PLUS VENIMEUX QUE LE COBRA
Titre: L'uomo più velenoso del cobra
Réalisateur: Bitto Albertini
Interprètes: George Ardisson

 

Erika Blanc
Alberto de Mendoza
Janine Reynaud
Luciano Pigozzi
 
 
Année: 1971
Genre: Thriller / Giallo
Pays: Espagne / Italie
Editeur  
Critique:

Rattaché au giallo par son titre évocateur, sa nationalité, son casting et sa date de sortie, PLUS VENIMEUX QUE LE COBRA se rapproche pourtant davantage d’un polar façon « série noire » et se déroule dans le cadre exotique et rarement usité du Kenya.

Tony Garder (Ardisson) a fui les Etats-Unis voici quelques années après avoir contrarié quelques pontes de la mafia. Cependant, il revient à New York pour enquêter sur le meurtre de son frère, Johnny, abattu dans un stade de football par un tireur d’élite armé d’un fusil. A peine arrivé dans la métropole américaine, Tony retrouve sa belle-sœur, la trop belle Leslie Gardner (Blanc), avec qui il espère découvrir l’identité du meurtrier de Johnny. Surveillé par divers personne, les apprentis détectives remontent une piste qui conduit à un dénommé Mortimer avec lequel le défunt eu maille à partie. Malheureusement, Mortimer est à son tour égorgé par un mystérieux criminel qui n’hésite pas à s’en prendre à Leslie et celle-ci ne doit son salut qu’à l’intervention de Tony. Nos deux enquêteurs soupçonnent la solution de l’énigme de se trouver entre les mains d’un ancien contact de Johnny, George Mc Greves (de Mendoza), lequel vit actuellement à Nairobi. Tony et Leslie partent donc pour le Kenya où ils participent à un dangereux safari au cours duquel les événements se précipitent…

Aujourd’hui relativement oublié, Bitto Albertini fut un des nombreux cinéastes de la Péninsule à se spécialiser, de la fin des années soixante au milieu des eighties, dans le bis dont il explora laborieusement les divers courants. Né en 1924 (et décédé en 1999), Albertini a ainsi œuvré dans la comédie, le western et le péplum avant de révéler au monde Laura Gemser via BLACK EMANUELLE EN AFRIQUE. La belle étant partie folâtrer chez Joe d’Amato, le pauvre Albertini, dépité, la remplaça par Shulamith Lasri pour la séquelle, BLACK EMANUELLE 2 puis engagea Chai Lee dans le similaire YELLOW EMANUELLE.

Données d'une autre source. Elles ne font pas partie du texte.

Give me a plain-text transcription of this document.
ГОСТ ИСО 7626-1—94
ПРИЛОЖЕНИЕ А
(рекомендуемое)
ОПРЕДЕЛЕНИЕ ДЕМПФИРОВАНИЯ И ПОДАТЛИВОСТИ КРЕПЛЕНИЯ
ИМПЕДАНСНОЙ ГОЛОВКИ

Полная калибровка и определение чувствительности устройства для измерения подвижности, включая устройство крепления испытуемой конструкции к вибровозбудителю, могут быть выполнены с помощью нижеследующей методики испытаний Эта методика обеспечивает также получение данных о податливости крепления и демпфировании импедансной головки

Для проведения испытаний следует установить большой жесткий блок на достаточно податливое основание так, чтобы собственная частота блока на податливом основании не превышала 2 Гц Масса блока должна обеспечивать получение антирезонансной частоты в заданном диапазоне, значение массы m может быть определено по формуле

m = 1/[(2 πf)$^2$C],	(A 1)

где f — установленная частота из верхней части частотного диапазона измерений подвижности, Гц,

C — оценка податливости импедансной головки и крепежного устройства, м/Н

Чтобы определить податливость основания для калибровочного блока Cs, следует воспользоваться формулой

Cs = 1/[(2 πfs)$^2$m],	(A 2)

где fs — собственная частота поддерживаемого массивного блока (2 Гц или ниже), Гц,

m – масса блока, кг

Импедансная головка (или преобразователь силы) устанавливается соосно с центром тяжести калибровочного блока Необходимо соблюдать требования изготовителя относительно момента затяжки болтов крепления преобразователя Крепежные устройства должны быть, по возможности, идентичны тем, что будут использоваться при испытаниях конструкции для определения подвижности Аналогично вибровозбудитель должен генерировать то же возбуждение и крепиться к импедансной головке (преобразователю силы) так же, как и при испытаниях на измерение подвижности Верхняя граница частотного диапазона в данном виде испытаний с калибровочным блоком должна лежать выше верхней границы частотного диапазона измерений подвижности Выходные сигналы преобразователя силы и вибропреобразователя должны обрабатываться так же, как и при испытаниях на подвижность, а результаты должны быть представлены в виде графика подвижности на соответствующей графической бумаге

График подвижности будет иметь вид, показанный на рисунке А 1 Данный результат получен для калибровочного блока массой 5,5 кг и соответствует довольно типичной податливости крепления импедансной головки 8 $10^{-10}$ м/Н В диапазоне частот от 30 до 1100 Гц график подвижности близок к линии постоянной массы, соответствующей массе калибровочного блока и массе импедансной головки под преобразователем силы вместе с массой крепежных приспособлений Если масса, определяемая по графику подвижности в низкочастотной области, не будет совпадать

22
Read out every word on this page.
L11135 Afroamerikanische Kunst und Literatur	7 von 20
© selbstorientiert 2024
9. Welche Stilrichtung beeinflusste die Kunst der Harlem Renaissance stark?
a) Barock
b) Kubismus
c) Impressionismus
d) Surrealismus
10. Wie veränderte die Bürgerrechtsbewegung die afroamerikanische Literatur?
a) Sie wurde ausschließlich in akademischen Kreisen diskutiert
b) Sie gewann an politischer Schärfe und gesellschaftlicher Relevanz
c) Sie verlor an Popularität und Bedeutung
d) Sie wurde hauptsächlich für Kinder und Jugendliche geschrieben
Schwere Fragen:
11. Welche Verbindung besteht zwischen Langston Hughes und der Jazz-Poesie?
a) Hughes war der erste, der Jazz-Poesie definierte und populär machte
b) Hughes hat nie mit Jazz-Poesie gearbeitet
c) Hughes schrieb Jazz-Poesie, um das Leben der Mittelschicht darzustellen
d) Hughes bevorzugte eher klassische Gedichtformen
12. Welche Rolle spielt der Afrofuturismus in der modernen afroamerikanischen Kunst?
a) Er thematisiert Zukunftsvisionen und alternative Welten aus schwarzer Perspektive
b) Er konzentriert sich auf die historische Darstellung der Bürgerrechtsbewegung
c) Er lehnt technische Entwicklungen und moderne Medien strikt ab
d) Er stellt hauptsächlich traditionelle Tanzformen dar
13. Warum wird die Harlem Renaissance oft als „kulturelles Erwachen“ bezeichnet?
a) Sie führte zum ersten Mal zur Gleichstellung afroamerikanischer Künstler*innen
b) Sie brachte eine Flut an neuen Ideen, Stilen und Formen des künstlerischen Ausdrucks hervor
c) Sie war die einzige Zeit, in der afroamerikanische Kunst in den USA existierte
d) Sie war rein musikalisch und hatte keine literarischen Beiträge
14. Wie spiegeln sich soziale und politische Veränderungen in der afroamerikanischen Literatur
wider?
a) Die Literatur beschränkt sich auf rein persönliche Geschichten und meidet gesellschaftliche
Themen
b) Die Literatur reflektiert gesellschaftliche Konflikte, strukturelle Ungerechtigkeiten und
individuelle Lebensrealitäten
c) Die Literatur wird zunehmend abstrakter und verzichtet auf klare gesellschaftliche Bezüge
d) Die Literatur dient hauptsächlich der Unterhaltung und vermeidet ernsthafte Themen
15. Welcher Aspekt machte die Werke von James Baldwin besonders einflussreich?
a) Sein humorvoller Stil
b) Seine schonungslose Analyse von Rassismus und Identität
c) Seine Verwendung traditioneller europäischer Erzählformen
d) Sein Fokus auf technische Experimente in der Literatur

Après un saugrenu STAR CRASH 2, le metteur en scène termina sa carrière dans le documentaire « mondo » avec les deux NAKED AND CRUEL et MONDO SENZA VELI, tourné en 1985. Pour son unique incursion dans le giallo, Albertini tente d’innover et mélange quelques éléments traditionnels en provenance du thriller italien à une intrigue de polar « pure et dure » mâtinée d’aventures exotique. Le résultat se révèle, dès lors, déstabilisant et souvent longuet, Albertini ne parvenant jamais à unifier ces différentes influences en un tout cohérent.

Le long-métrage risque par conséquent de ne pas intéresser grand monde et son manque patent de rythme le rend souvent pratiquement soporifique. Après une première partie placée sous le signe du polar, PLUS VENIMEUX QUE LE COBRA se déplace en Afrique, un cadre novateur qui laissait espérer le meilleur. Hélas, le film demeure laborieux et les passages de safari ralentissent inutilement l’action au point que le climax apparait comme une délivrance. Là encore, Albertini manque de talent et dilue une poursuite en voiture peu palpitante au lieu de se concentrer sur l’exposé de la machination, laquelle, finalement dévoilée, rattache in extremis le long-métrage au filone italien.

Si le mystère n’est guère palpitant, les motivations des personnages se révèlent néanmoins vraisemblables et ne sombrent pas dans l’absurde. Un bon point. Un des rares. La bande originale de Stelvio Cipriani se révèle, de son côté, agréable mais le musicien n’hésite pas à recycler ses compositions antérieures, notamment l’inoubliable chanson de FEMINA RIDENS, d’ailleurs adéquatement placée lors d’une des meilleures scènes du film, un crime dans la pure tradition du thriller italien. D’autres mélodies s’inspirent, elles, de morceaux célèbres, en particulier un thème envoutant qui reprend sans vergogne le fameux riff du In a Gadda da Vida d’Iron Butterfly. Gênant pour les connaisseurs.

Loin d’une grande réussite, ce curieux mélange de giallo, de « murder mystery », de série noire et d’aventures ne parvient guère à passionner et demeure, au mieux, une curiosité réservée aux « complétistes » du cinéma populaire italien.